Her voice had the sweet, low quality of the well-bred, excellently tutored college woman, and he nodded as though in approval of his first judgment. He walked leisurely to the fireplace, twisted the big chair, and pushed it toward her.
"And I feel that you have come to see me about your uncle, Mr. Trevors. I placed you the moment you came into the room. I think I must have remembered your name: did you write to me? I see that you didn't ... now, where have I heard it, and how do I know that Oscar Trevors was your uncle?"
He pursed his lips thoughtfully, and then his face cleared.
"The newspapers, of course!" he said. "There was a story about him in a Californian paper, and I saw your picture. You were a very little girl then."
She smiled faintly. She could afford to smile, for she was relieved. She had been puzzled as to how she was to approach the great alienist, what excuse to offer for the extraordinary character of her mission, or in what way she could enlist his help. Doctors were notoriously reticent personages, and though she was Oscar Trevors' sole relative, the relationship was all the more remote because she had never seen him, though once they had been regular correspondents. But the brief smile that dawned and faded so responsively to hers gave her the courage and confidence she had needed.

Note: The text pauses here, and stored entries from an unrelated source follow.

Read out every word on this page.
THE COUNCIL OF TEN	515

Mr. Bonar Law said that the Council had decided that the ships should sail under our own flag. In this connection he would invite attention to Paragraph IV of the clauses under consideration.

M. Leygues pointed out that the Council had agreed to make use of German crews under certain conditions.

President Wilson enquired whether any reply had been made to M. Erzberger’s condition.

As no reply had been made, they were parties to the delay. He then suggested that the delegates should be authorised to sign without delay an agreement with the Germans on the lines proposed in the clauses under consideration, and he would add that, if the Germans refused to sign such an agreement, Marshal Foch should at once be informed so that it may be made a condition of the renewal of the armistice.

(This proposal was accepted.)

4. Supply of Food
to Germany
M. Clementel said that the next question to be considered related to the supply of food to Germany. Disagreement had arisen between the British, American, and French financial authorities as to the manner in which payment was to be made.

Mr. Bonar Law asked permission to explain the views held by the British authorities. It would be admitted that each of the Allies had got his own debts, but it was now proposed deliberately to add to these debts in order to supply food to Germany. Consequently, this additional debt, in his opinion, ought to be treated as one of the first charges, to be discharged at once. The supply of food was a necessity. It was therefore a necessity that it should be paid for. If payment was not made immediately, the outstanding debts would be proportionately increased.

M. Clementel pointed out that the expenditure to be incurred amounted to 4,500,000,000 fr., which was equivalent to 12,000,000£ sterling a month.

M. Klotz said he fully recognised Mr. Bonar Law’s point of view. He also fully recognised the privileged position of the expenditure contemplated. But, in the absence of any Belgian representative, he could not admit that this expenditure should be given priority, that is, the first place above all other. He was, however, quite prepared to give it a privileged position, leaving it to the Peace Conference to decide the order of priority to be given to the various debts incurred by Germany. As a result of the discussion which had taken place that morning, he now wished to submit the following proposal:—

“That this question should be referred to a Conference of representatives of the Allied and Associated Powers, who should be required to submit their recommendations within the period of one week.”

"I don't know how to begin," she said haltingly. "I have so many protests of disinterestedness to make—and yet I'm not wholly disinterested, am I? If—if my uncle's money comes to me—I mean, I am his heiress. And suppose that if I protested ever so violently that that part of it wasn't—didn't——"
She stopped breathlessly, and again she saw the quiet amusement in his eyes and felt comforted.
"I'll believe that you are disinterested, Miss Guildford ... and curious! I confess to something of that weakness myself. I am intensely curious about Oscar Trevors, whenever I have time to think about him. And at least I am disinterested."
"I've got it now," she interrupted almost brusquely. "I'd better start off by telling you that I am on the staff of the Sacramento Herald—I'm a—well, a reporter. Mr. Malling, the editor, was a friend of my father's, and after I left college and poor daddy died, he found a place for me. I've been moderately successful, especially with society stuff ... oh, yes, we've a very exclusive society in Sacramento, so please don't smile."
"I'm not smiling at the possibility of there being social life in Sacramento," he said, "though I'm ready to smile at the idea that there shouldn't be. There is cream in the milk of London—why should I laugh at the suggestion that the milk of California is not altogether creamless? No, I was thinking how curiously unlike my ideas of a reporter you are. That is an impertinence——"
"It isn't," she said ruefully. "I look horribly unsophisticated, and I suppose I am. But that is another story, Dr. Eversham. To take a very short cut to the object of my visit, the Herald has paid my expenses to Europe to find Oscar Trevors."
"And when you find him, what then?" asked the man, his eyes twinkling.
There was an awkward silence.
"I don't know," she confessed. "If I find him in the circumstances I fear, there will be a great story. If not, my story will end a little flatly—if he is alive."
The doctor nodded.
"He is alive. I am convinced of that," he said. "He is also mad, I am equally satisfied."
"Mad?" Her eyes opened wide. "You don't mean that he is really insane?"
He nodded, so deliberately, yet so emphatically, that it almost seemed as though he were bowing.
"If he is not insane," he said, choosing his words with great care, "then there is a state on this earth, a powerful government, of which the world knows nothing. The Kingdom of Bonginda—and Oscar Trevors is its king!"